Highmark’s ACA enrollment is down more than 40%, from about 350,000 to under about 200,000.
“These losses are unsustainable for anyone,” Karen Hanlon, executive vice president and chief financial officer, Highmark Health, tells Managed Healthcare Executive. “Ensuring that the ACA market is viable for the future is a goal for Highmark Health and a responsibility that should be shared by the entire healthcare community. We cannot regress and put the health of 12.7 million people at risk.
“It is essential we get the right premium rates, the right care delivery networks, and the right care management programs in place to stabilize the market so that it can sustain itself,” Hanlon says.
“We’ve seen this from other insurers stating that they have lost money on the exchange business,” says Managed Healthcare Executive Editorial Advisor Joel Brill, MD, chief medical office at Predictive Health. “Some are dropping out, others are tightening their belts and staying in.”
Next: Risk corridor funding raises red flags
According to Hanlon, approximately 90% of Highmark’s government loss is attributable to the ACA business, which is well above the loss incurred in 2014 because of:
• Higher enrollment in the products, increased utilization of services;
• Unfavorable restatements of the 2014 amounts due to the risk adjustment and reinsurance provisions of the ACA program;
• The plan’s conservative position on the risk corridor due from the federal government; and
• The recording of a premium deficiency reserve on the business.
“Highmark maintained a consistent bottom line year over year, despite our continued conservative accounting approach in 2015 related to the federal government’s reneging on its commitments and making only fractional reimbursement of the ACA risk corridor monies,” Hanlon says. “Had we received those reimbursement funds, Highmark would have had profitable financial performance in 2015.”
Steps continue to be taken to recover the risk corridor funding and Highmark has met with government officials regularly over the past year to discuss how they plan to honor their commitment to support the ACA, according to Hanlon.

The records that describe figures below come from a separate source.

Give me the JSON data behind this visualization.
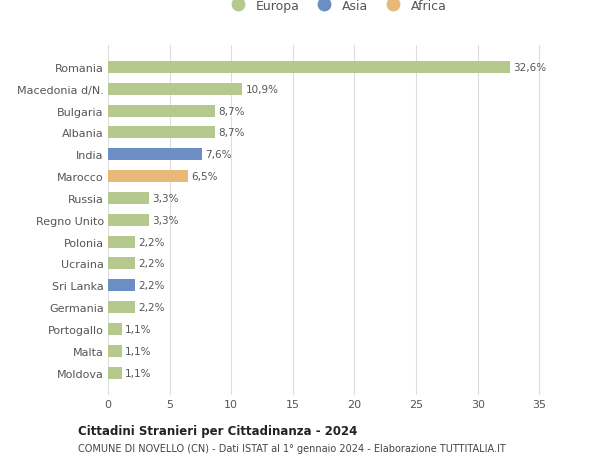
{
  "countries": [
    "Romania",
    "Macedonia d/N.",
    "Bulgaria",
    "Albania",
    "India",
    "Marocco",
    "Russia",
    "Regno Unito",
    "Polonia",
    "Ucraina",
    "Sri Lanka",
    "Germania",
    "Portogallo",
    "Malta",
    "Moldova"
  ],
  "values": [
    32.6,
    10.9,
    8.7,
    8.7,
    7.6,
    6.5,
    3.3,
    3.3,
    2.2,
    2.2,
    2.2,
    2.2,
    1.1,
    1.1,
    1.1
  ],
  "labels": [
    "32,6%",
    "10,9%",
    "8,7%",
    "8,7%",
    "7,6%",
    "6,5%",
    "3,3%",
    "3,3%",
    "2,2%",
    "2,2%",
    "2,2%",
    "2,2%",
    "1,1%",
    "1,1%",
    "1,1%"
  ],
  "continents": [
    "Europa",
    "Europa",
    "Europa",
    "Europa",
    "Asia",
    "Africa",
    "Europa",
    "Europa",
    "Europa",
    "Europa",
    "Asia",
    "Europa",
    "Europa",
    "Europa",
    "Europa"
  ],
  "colors": {
    "Europa": "#b5c98e",
    "Asia": "#6b8fc4",
    "Africa": "#e8b87a"
  },
  "title1": "Cittadini Stranieri per Cittadinanza - 2024",
  "title2": "COMUNE DI NOVELLO (CN) - Dati ISTAT al 1° gennaio 2024 - Elaborazione TUTTITALIA.IT",
  "xlim": [
    0,
    37
  ],
  "xticks": [
    0,
    5,
    10,
    15,
    20,
    25,
    30,
    35
  ],
  "background_color": "#ffffff",
  "grid_color": "#dddddd",
  "bar_height": 0.55
}
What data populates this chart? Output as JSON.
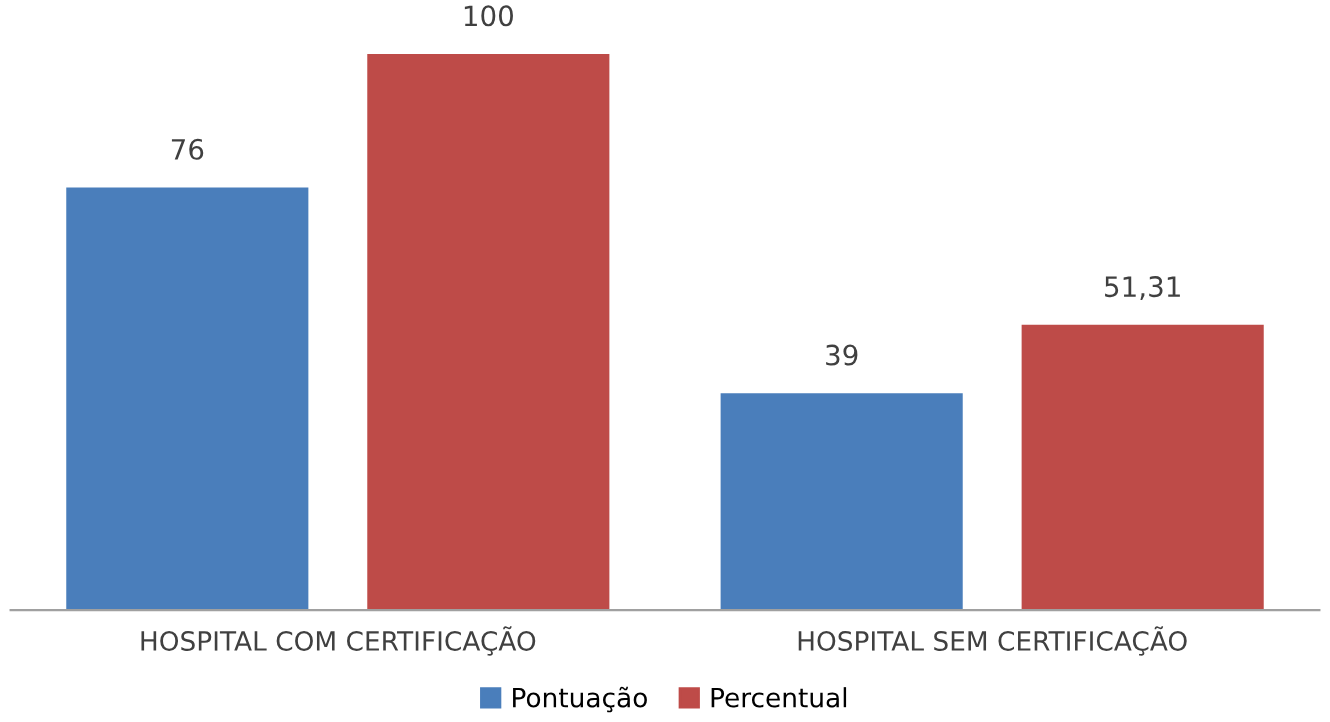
{
  "chart_data": {
    "type": "bar",
    "categories": [
      "HOSPITAL COM CERTIFICAÇÃO",
      "HOSPITAL SEM CERTIFICAÇÃO"
    ],
    "series": [
      {
        "name": "Pontuação",
        "color": "#4a7ebb",
        "values": [
          76,
          39
        ],
        "value_labels": [
          "76",
          "39"
        ]
      },
      {
        "name": "Percentual",
        "color": "#be4b48",
        "values": [
          100,
          51.31
        ],
        "value_labels": [
          "100",
          "51,31"
        ]
      }
    ],
    "legend": "bottom",
    "grid": false
  }
}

Meanwhile, UnitedHealthcare recently announced it will not sell on the Georgia or Arkansas insurance exchanges in 2017. This move isn’t surprising, considering that United had already told investors that their exchange plans weren’t doing as well as they had hoped.
Next: Will Highmark stay in the exchange market?
“We are constantly evaluating the dynamics of the ACA market,” says Hanlon. “By mid-year, we will determine to what extent we will participate in the 2017 ACA market. It is critical that the federal government keep its commitment to plans that voluntarily offered ACA coverage in the initial years despite unprecedented levels of uncertainty about enrollment and a continually challenging political environment.”
Without assurances that these obligations will be met or adequate rates and continued flexibility in product and network design, Hanlon says that the health plan may have to reconsider participating in some, or all ACA markets.
Meanwhile, Highmark says that it is “aggressively” addressing the challenges of the ACA.
“Our objective is to stabilize the ACA market, right-size our product portfolio and move towards an appropriate level of overall ACA membership, through which we anticipate margin improvements,” Hanlon says.
To date, Highmark has:
• Made rate adjustments in some markets;
• Reduced or eliminated broker commissions to encourage appropriate coverage selection;
• Developed a care management program to help ACA members holistically manage their care;
• Made modest revisions to physician and hospital reimbursements for services provided to ACA members;
• Ensured appropriateness and consistency in the special enrollment qualification process.
“For 2016, we achieved what we believe is the appropriate level of membership in our ACA individual plans,” Hanlon says. “The plan modifications we made in the fall right-sized our ACA individual membership, including a significant reduction in the number of plans offered in all markets.”